Tia Pugh was charged with obstructing, impeding and interfering with law enforcement during the course of a civil disorder that affected interstate commerce for allegedly smashing the window during the May 31 protest in Mobile as demonstrators attempted to block Interstate 10.
During a court appearance Thursday, Gordon Armstrong, an attorney for Pugh, argued that the statute used in the Mobile woman’s case “was born out of a racist backlash to the civil rights movement and gives prosecutors too much discretion to charge almost anyone engaged in a heated confrontation with police during a public demonstration,” Politico reported.
The 1968 law, which has been rarely used in prosecutions but has been applied recently in cases from Floyd protests and the Jan. 6 Capitol riots cases, was dubbed the “Civil Obedience Act” by then-Sen. Russell Long, Armstrong noted.
But U.S. District Court Judge Terry Moorer, who is presiding over Pugh’s case, said that does not prove that the law was steeped in racism.

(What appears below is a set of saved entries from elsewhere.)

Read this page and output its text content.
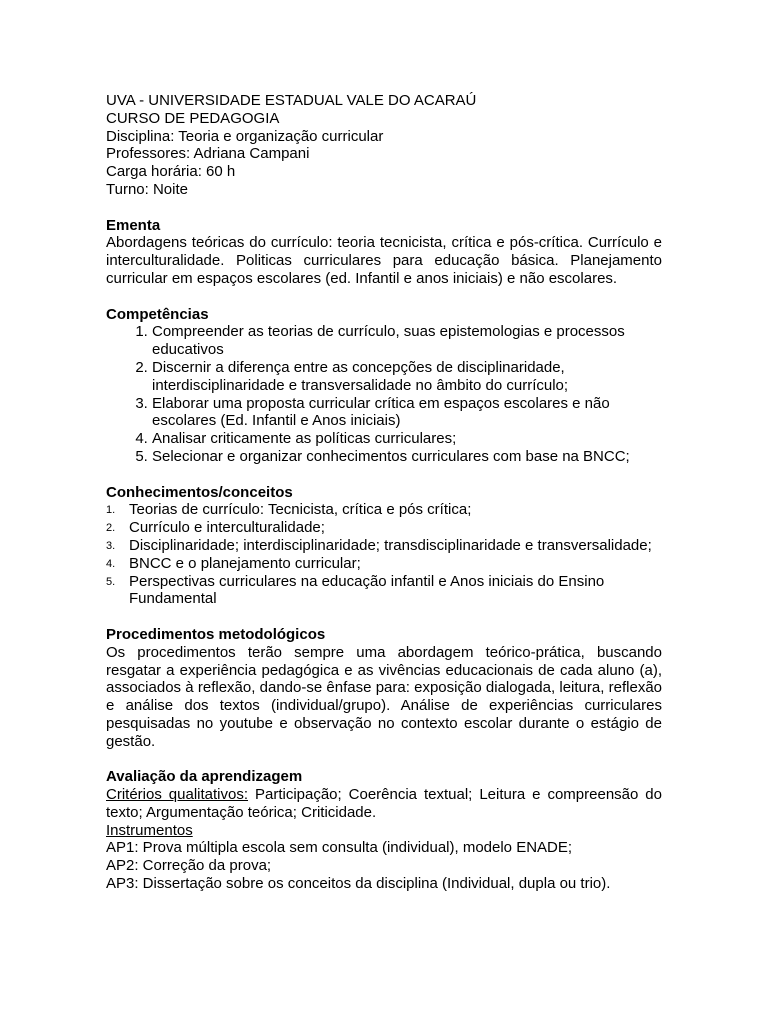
UVA - UNIVERSIDADE ESTADUAL VALE DO ACARAÚ

CURSO DE PEDAGOGIA

Disciplina: Teoria e organização curricular

Professores: Adriana Campani

Carga horária: 60 h

Turno: Noite

Ementa

Abordagens teóricas do currículo: teoria tecnicista, crítica e pós-crítica. Currículo e interculturalidade. Politicas curriculares para educação básica. Planejamento curricular em espaços escolares (ed. Infantil e anos iniciais) e não escolares.

Competências

1. Compreender as teorias de currículo, suas epistemologias e processos educativos
2. Discernir a diferença entre as concepções de disciplinaridade, interdisciplinaridade e transversalidade no âmbito do currículo;
3. Elaborar uma proposta curricular crítica em espaços escolares e não escolares (Ed. Infantil e Anos iniciais)
4. Analisar criticamente as políticas curriculares;
5. Selecionar e organizar conhecimentos curriculares com base na BNCC;

Conhecimentos/conceitos

1. Teorias de currículo: Tecnicista, crítica e pós crítica;
2. Currículo e interculturalidade;
3. Disciplinaridade; interdisciplinaridade; transdisciplinaridade e transversalidade;
4. BNCC e o planejamento curricular;
5. Perspectivas curriculares na educação infantil e Anos iniciais do Ensino Fundamental

Procedimentos metodológicos

Os procedimentos terão sempre uma abordagem teórico-prática, buscando resgatar a experiência pedagógica e as vivências educacionais de cada aluno (a), associados à reflexão, dando-se ênfase para: exposição dialogada, leitura, reflexão e análise dos textos (individual/grupo). Análise de experiências curriculares pesquisadas no youtube e observação no contexto escolar durante o estágio de gestão.

Avaliação da aprendizagem

Critérios qualitativos: Participação; Coerência textual; Leitura e compreensão do texto; Argumentação teórica; Criticidade.

Instrumentos

AP1: Prova múltipla escola sem consulta (individual), modelo ENADE;

AP2: Correção da prova;

AP3: Dissertação sobre os conceitos da disciplina (Individual, dupla ou trio).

“Let’s just assume that Sen. Long was a flaming racist who did engineer this statute getting through Congress for very nefarious purposes,” Moorer said, according to Politico. “Let’s just assume that … Sen. Long was one of however many senators who would’ve voted on this?”
Michael Dittoe, an attorney representing the government in the Pugh case, said the law is “racially neutral,” pointing out that it was part of a package of bills that included the Voting Rights Act and legislation to ban racial discrimination in housing matters.
“Anything Sen. Long said has nothing to do with the act as passed,” Dittoe added.